Do meio do campo de trigo alguém se mexe. Rasteja-se. Está cansado e nu. Seus pulsos têm marcas de corda, sinais de muito tempo tendo permanecido amarrado. Está molhado. E agora, por se rastejar pelo campo de trigo, sujo. Precisa alcançar a estrada. Precisa voltar para sua casa. Quer o conforto de sua cama. Quer ver este pesadelo ter fim. Continua se arrastando, protegido pelo campo de trigo. Por baixo, já começa a ver a estrada. Está faminto, com sede. Em sua costa tem uma marca feita com ferro quente, mas já cicatrizada. Suas mãos e seus joelhos sangram. Mas ele precisa continuar. Aproxima-se da estrada. Cada vez mais fraco. Mas continua a rastejar. Percebe que tem um carro parado. O motorista está a alguns passos do carro. Sozinho. Ele grita socorro. Desmaia.
- Quem é você? Qual seu nome?.
Ele acorda. Está no carro, um coberto lhe esconde a nudez. A pessoa que está à direção lhe é estranha. Um homem, bem vestido. Percebe que estão indo para a cidade, e o homem tenta em vão completar uma ligação do celular.
- Pedro! Fui seqüestrado e fugi.
- Estamos muito longe do local onde me achou?
- Sim, uma hora mais ou menos. Teve sorte. Não passa muita gente nesta estrada em feriado. É uma estrada meio deserta rural. Estava visitando umas comunidades, e tenho quer ir a sede da Diocese. Sou padre.
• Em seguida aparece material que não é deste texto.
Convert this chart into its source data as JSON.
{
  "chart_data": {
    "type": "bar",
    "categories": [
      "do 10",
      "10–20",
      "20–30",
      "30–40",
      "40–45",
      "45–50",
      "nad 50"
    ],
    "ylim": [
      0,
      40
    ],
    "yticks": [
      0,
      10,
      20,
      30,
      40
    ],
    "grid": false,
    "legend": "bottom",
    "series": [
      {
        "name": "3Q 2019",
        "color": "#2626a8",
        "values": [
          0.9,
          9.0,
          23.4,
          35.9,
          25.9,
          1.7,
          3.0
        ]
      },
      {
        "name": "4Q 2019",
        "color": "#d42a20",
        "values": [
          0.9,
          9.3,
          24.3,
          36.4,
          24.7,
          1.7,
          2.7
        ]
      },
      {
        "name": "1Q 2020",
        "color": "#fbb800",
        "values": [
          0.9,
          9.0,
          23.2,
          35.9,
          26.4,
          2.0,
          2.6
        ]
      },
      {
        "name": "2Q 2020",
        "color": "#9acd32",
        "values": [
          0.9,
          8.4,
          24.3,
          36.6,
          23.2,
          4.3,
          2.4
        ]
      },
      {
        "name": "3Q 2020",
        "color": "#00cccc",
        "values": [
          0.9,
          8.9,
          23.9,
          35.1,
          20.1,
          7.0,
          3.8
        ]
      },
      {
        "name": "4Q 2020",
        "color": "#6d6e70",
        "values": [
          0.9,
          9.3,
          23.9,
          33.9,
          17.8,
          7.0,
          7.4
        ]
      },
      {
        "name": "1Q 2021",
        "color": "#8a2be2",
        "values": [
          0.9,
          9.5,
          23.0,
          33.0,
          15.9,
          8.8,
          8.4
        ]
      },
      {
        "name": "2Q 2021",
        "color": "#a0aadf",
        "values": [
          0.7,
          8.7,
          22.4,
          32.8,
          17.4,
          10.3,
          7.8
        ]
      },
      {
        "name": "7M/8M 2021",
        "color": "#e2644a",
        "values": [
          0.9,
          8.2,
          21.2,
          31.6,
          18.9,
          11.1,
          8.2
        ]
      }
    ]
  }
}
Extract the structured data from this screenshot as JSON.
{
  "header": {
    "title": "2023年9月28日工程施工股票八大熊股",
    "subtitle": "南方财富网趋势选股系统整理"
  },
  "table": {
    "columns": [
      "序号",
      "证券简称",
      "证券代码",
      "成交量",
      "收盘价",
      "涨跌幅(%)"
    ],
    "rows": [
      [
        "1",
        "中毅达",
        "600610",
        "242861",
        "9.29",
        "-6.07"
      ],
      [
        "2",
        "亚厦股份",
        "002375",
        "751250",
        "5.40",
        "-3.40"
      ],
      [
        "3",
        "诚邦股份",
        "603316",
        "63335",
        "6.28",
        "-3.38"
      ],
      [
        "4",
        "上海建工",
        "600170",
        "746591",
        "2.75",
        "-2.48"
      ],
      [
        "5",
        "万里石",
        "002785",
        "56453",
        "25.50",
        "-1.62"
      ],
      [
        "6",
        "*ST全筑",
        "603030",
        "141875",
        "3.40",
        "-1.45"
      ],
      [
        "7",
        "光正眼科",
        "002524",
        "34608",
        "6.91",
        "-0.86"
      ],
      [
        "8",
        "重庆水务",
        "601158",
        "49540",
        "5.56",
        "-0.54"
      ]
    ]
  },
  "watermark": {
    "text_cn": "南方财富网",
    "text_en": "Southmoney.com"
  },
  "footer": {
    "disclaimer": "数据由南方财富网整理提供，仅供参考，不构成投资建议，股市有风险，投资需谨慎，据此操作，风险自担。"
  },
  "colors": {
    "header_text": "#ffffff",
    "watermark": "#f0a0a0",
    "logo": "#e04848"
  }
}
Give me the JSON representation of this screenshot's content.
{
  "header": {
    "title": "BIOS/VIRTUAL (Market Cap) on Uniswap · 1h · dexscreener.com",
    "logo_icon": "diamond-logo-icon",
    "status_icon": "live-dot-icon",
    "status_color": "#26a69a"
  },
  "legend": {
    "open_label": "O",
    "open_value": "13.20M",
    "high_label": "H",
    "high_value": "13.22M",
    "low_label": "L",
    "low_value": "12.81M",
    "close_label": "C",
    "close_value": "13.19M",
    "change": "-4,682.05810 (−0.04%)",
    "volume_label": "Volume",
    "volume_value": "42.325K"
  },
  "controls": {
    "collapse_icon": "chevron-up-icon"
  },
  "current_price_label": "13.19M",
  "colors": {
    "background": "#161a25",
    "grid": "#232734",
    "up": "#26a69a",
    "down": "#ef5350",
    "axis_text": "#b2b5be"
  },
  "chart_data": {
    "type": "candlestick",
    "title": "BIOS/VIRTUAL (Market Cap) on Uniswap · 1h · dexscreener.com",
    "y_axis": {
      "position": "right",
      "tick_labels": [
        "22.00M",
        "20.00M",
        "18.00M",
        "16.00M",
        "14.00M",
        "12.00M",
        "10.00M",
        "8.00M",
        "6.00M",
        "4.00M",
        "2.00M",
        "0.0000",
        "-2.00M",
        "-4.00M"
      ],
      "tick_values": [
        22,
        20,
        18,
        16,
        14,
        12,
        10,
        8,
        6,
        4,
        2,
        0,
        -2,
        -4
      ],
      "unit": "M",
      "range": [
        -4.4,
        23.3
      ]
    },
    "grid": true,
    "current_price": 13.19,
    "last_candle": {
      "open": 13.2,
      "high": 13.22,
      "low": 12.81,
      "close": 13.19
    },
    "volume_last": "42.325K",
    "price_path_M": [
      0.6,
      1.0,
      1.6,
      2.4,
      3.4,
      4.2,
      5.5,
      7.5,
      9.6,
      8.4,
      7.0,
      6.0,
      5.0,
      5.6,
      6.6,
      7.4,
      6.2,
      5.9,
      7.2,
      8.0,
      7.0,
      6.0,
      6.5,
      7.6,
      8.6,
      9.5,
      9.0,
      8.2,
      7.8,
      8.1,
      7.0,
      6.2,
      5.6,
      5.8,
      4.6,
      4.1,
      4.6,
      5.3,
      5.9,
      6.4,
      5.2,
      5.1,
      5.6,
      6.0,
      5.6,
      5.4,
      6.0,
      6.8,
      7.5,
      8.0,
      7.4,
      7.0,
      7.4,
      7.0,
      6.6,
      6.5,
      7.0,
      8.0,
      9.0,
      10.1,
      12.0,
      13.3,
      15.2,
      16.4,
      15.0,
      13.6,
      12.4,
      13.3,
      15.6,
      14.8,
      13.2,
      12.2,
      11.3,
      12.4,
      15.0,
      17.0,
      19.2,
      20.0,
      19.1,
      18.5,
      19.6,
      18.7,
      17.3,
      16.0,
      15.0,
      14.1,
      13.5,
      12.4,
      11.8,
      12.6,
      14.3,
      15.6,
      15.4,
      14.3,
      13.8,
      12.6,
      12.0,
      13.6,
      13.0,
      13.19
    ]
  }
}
- Então Deus ainda não me abandonou. Preciso ir para casa.
- Mas antes vamos passar no posto policial, e em um hospital também, você está todo machucado.
- Não, por favor, não posso ir a policia nem a hospital. Pelo amor de Deus.
- Mas olhe sua situação. Está todo machucado. E mais, a policia tem que ser acionada.
- Pelo amor de Deus padre. Por tudo que lhe é sagrado, por suas ordens sacras e por sua Igreja, não faça isto. Só quero ir para a casa.
- Você quem sabe. Mas o que fez de tão grave?
- Prometa-me segredo de confissão.
- Como?
- Sim, padre, quero me confessar. E sei que não poderá dizer a ninguém o que fiz.
O padre apenas tem que concordar. Pedro lhe confessa sua história, andam muitos quilômetros ainda. O padre ouve horrizado a história dele.
- Sabe que se não se arrepender não posse lhe absolver meu filho. E o arrependimento vem com o desejo de consertar as coisas erradas que fez!
- Mas padre, eu não posso concertar nada. Não diga nada, apenas me deixe na cidade, por favor.
- Tudo bem, mais vai chegar na cidade assim. Vai ser preso por atentado ao pudor. Espere. – o padre para o carro e pega uma sacola. Tira uma batina negra, que ganhara de um paroquiano. Começa a se despir e entregar a roupa ao rapaz.- vista isto. Somos quase do mesmo tamanho. Eu coloco a batina.
Pedro vestiu a roupa do padre, e este desceu do carro para se arrumar. Estava abotoando a batina. Trinta e três botões romanos. Toca o celular.
- Que bom, já deu sinal. Alô? Como? Pedro? Ei jovem querem falar com você.
- O que o senhor disse?
- O telefone? Alguém quer falar com você!
- Padre, rápido, entra no carro...
Um tiro se ouviu no silêncio perturbador da estrada. O padre cai, com uma bala cravada em sua cabeça. Pedro, sem esperar liga o carro e sai em alta velocidade. Esta próxima a cidade. Já começa a ver os prédios. Mas não tem mais ninguém na estrada. Ele acelera. Que o mais depressa possível chegar em casa. Quando entra na cidade para o carro. Não pode aparecer com ele. Desce e começa a correr. Tem que correr. Ele sabe que precisa correr.